Francelina (À parte.)- O que é que explicará?

Frederico - Prometi casamento a Leonor...

Francelina - Ah!

(Cai numa cadeira com um ataque de nervos. Desespero de Passos Pereira. Todas as atenções voltam-se para Francelina.)

Coro - Bonito! Bonito!

Agora é por cá!..

Mais um faniquito!

Contágio será?

Passos Pereira - Tragam vinagre. O caso é grave!

(O Negro tem já levado o galheteiro e restituído a chave ao Tenente-Coronel que lha entrega de novo.)

O Tenente-Coronel - Trá-lo do armário: aí tens a chave.

(Durante o Coro, Francelina volta a si, aspirando o vinagre que o negro traz.)

Doutor , Francelina (Vindo ao proscênio.)

- Perjuro, pérfido.

Que amei tanto,

Desprezo indômito

Mereces bem!

Meu Deus! num ápice

Quebrou-se o encanto

Ingrato, voto-te

Fero desdém!

O Tenente-Coronel - Que trapalhada!

Que confusão!

Pede a charada

Decifração!


Juntos


Frederico, O Doutor Dona Maria

‘Stá despeitada Realizada

Pudera não! Pudera não!

De estar zangada Verei, casada,

Tem bem razão Minha ambição!

Os outros E Coro - Que trapalhada!

Que confusão!

Pede a charada

Decifração!

O Vigário (Agarrando o violão com energia.) - Atenção

Prá que finde este zun-zum,

Vou cantar ao violão

Um buliçoso lundum

De minha composição!

Todos - Venha a lundum!

( O Vigário senta-se e afina o instrumento.

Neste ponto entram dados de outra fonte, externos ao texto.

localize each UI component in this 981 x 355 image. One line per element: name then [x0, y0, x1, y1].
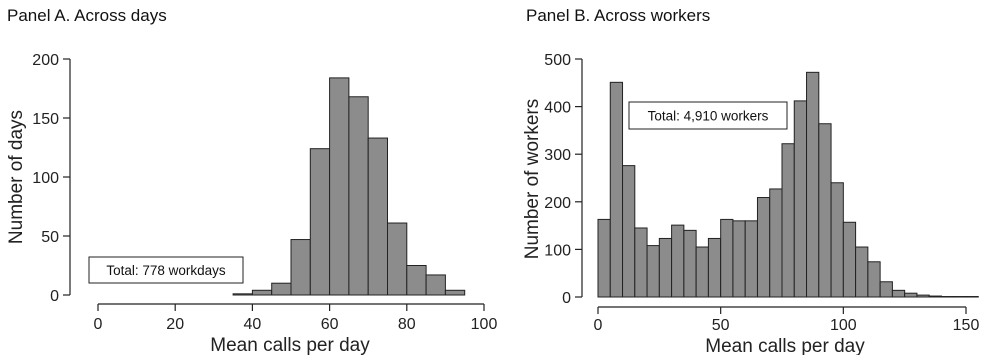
- panel-b-y-tick-label: 300: [544, 147, 571, 164]
- panel-b-total-label: Total: 4,910 workers: [648, 109, 769, 124]
- panel-a-bar: [290, 239, 311, 296]
- panel-b-bar: [781, 143, 795, 298]
- panel-b-chart: 0 100 200 300 400 500 0 50 100 150 Mean calls per …: [522, 52, 979, 355]
- panel-a-x-tick-label: 20: [166, 316, 184, 333]
- panel-a-bar: [444, 289, 466, 296]
- panel-b-bar: [744, 220, 758, 298]
- panel-a-x-tick-label: 0: [94, 316, 103, 333]
- panel-a-bar: [329, 77, 350, 296]
- panel-a-total-box: [88, 256, 244, 284]
- panel-b-bar: [793, 100, 808, 298]
- panel-b-bar: [756, 197, 771, 298]
- panel-b-bar: [671, 224, 685, 298]
- panel-b-bar: [953, 296, 967, 298]
- panel-a-y-axis-label: Number of days: [6, 110, 27, 244]
- panel-a-y-tick-label: 0: [50, 288, 59, 305]
- panel-b-bar: [597, 218, 611, 298]
- panel-b-y-tick-label: 100: [544, 242, 571, 259]
- panel-a-y-tick-label: 50: [41, 229, 59, 246]
- panel-a-y-tick-label: 100: [32, 170, 59, 187]
- panel-b-bar: [609, 81, 624, 298]
- panel-a-title: Panel A. Across days: [7, 6, 167, 25]
- panel-b-bar: [940, 296, 955, 298]
- panel-a-bar: [271, 282, 292, 296]
- panel-a-bar: [367, 137, 389, 296]
- panel-b-bar: [658, 237, 673, 298]
- panel-b-bar: [879, 281, 893, 298]
- panel-a-y-tick-label: 200: [32, 52, 59, 69]
- panel-b-y-tick-label: 500: [544, 52, 571, 69]
- panel-b-bar: [695, 246, 709, 298]
- panel-b-x-tick-label: 50: [712, 317, 730, 334]
- panel-b-y-tick-label: 400: [544, 100, 571, 117]
- panel-a-bar: [251, 289, 273, 296]
- panel-a-total-label: Total: 778 workdays: [106, 263, 226, 278]
- panel-a-bar: [406, 265, 427, 296]
- panel-a-x-tick-label: 100: [471, 316, 498, 333]
- panel-a-x-tick-label: 80: [398, 316, 416, 333]
- panel-b-bar: [916, 294, 930, 298]
- panel-a-x-tick-label: 40: [244, 316, 262, 333]
- panel-b-bar: [720, 218, 734, 298]
- panel-b-bar: [830, 182, 844, 298]
- panel-a-bar: [348, 96, 369, 296]
- panel-b-bar: [622, 165, 636, 298]
- panel-b-bar: [806, 71, 820, 298]
- panel-b-bar: [818, 123, 832, 298]
- panel-b-bar: [928, 295, 942, 298]
- panel-b-x-tick-label: 0: [594, 317, 603, 334]
- panel-b-bar: [634, 227, 648, 298]
- panel-a-chart: 0 50 100 150 200 0 20 40 60 80 100 Mean calls per d…: [6, 52, 497, 355]
- panel-b-y-axis-label: Number of workers: [522, 99, 543, 260]
- panel-b-bar: [891, 289, 906, 298]
- panel-b-bar: [855, 246, 869, 298]
- panel-a-bar: [309, 148, 331, 296]
- panel-a-bar: [232, 293, 253, 296]
- panel-a-x-axis-label: Mean calls per day: [210, 335, 370, 355]
- panel-b-total-box: [628, 101, 788, 130]
- panel-b-bar: [904, 292, 918, 298]
- panel-b-bar: [965, 296, 979, 298]
- panel-b-bar: [769, 188, 783, 298]
- panel-b-bar: [867, 261, 881, 298]
- panel-a-bar: [387, 222, 408, 296]
- panel-a-bar: [425, 274, 446, 296]
- panel-b-bar: [683, 229, 697, 298]
- panel-b-x-axis-label: Mean calls per day: [705, 336, 865, 355]
- panel-a-x-tick-label: 60: [321, 316, 339, 333]
- panel-b-y-tick-label: 0: [562, 290, 571, 307]
- panel-b-x-tick-label: 150: [953, 317, 980, 334]
- panel-b-bar: [707, 237, 722, 298]
- panel-b-bar: [646, 245, 660, 298]
- panel-b-y-tick-label: 200: [544, 195, 571, 212]
- panel-b-x-tick-label: 100: [830, 317, 857, 334]
- panel-b-title: Panel B. Across workers: [526, 6, 711, 25]
- panel-b-bar: [842, 221, 857, 298]
- panel-b-bar: [732, 220, 746, 298]
- panel-a-y-tick-label: 150: [32, 111, 59, 128]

Prestam-lhe Todos muita atenção.)


Lundum

I


O Vigário - Toda gente

Logo sente

Nos malditos

Faniquitos,

Diabruras,

Travessuras

De Cupido

Destemido!

Dorme em paz, meu coração

Ai!

Dorme em paz meu coração,

Que as Marocas

E Xandocas


E Bicotas

E Nicotas

Tiranas são,

ai, sim, tiranas são!

Coro - Que as Marocas

E Xandocas

E Bicotas

E Nicotas

Tiranas são,

ai, sim, tiranas são!

O Vigário - Namorados

Irritados

São amantes

São contantes,

Só desejo,

Quando os vejo

Copiá-los,

Imitá-los!

Dorme em paz, meu coração,

Ai!

Dorme em paz meu coração

Que as Marocas

E Xandocas

E Bicotas

E Nicotas

Tiranas são,

ai, sim, tiranas são!

(O Coro repete o estribilho e aplaude o cantor com ruidosa salva de palmas.)